Essa è detta anche "legge regale" (2:8 νομος βασιλικου), che può essere riassunta nel comandamento dell'amore verso il prossimo ("regale" indica qui l'eccellenza di questo comandamento). Chi osserva questa legge è liberato dallo scrupolo di doversi attenere ad ogni singolo comandamento (2:10). Chi manipola questa legge regale, per es. usando favoritismi (2:1ss,9), cade nello spietato giudizio finale, come se avesse trasgredito tutta la Legge dell'Antico Testamento (2:13). Il divieto di calunniare e di giudicare il prossimo (4:11) è conforme a tutta la Bibbia.

Il concetto di "Legge" ha quindi significati diversi, a seconda se si tratti della legge dell'Antico Testamento o della "legge della libertà", cioè di un comandamento o di una sintesi degli insegnamenti di Gesù. Il tenore del discorso, però, rimane lo stesso: fare del male ad un fratello della comunità è lo stesso che trasgredire la Legge.

Il compito dell'essere umano è quello di osservare la Legge, mentre il Legislatore e Giudice è uno solo. È con Lui, il cui giudizio è definitivo, che dovrà vedersela chi giudica il prossimo (Romani 14:4).

Differenza fra Legge ed Evangelo

Il rapporto intercorrente fra Legge di Dio ed Evangelo è uno degli argomenti di maggiore rilevanza nella teologia luterana e riformata. In queste tradizioni, la distinzione fra la dottrina riguardante la Legge, che richiede, ai fini della salvezza, l'ubbidienza alla volontà rivelata di Dio, e l'Evangelo che promette il perdono dei peccati sulla base dei meriti dell'opera di Cristo, ricevuti per fede, è di importanza critica. È usato come principio ermeneutico per l'interpretazione della Bibbia e come principio guida dell'omiletica (preparazione dei sermoni) e della cura pastorale.

Altri gruppi cristiani hanno pure, su questo argomento, delle persuasioni, ma di solito non sono tanto dibattute e rigorosamente definite come nelle tradizioni luterane e riformate.

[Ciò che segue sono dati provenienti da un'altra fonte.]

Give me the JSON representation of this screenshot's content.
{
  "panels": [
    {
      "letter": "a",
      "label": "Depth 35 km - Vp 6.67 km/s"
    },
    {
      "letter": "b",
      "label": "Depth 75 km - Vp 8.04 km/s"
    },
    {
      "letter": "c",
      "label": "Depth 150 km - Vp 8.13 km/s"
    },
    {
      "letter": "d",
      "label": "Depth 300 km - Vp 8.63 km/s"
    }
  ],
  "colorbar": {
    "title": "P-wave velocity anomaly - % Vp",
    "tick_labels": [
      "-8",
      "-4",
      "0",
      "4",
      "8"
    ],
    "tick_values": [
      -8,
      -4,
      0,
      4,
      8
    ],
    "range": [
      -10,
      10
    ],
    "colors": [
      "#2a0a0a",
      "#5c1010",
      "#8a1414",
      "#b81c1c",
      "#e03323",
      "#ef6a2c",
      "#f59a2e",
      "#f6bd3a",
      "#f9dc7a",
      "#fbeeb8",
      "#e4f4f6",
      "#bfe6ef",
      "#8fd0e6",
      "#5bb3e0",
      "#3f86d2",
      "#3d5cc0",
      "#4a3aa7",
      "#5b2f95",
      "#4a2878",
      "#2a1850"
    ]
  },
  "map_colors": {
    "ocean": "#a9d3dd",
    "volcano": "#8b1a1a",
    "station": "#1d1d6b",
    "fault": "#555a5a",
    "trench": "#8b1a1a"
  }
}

A volte questa questione è discussa sotto l'intestazione "Legge e Grazia", "Peccato e Grazia", e "ministero (διακονíα) della morte /condanna" e "ministero dello Spirito/giustizia. Talvolta è vista nel contrasto fra Gesù e Mosè.

Nell'Islam

Secondo i musulmani la legge di Dio é basata sul Corano e gli hadit ed é chiamata sharia.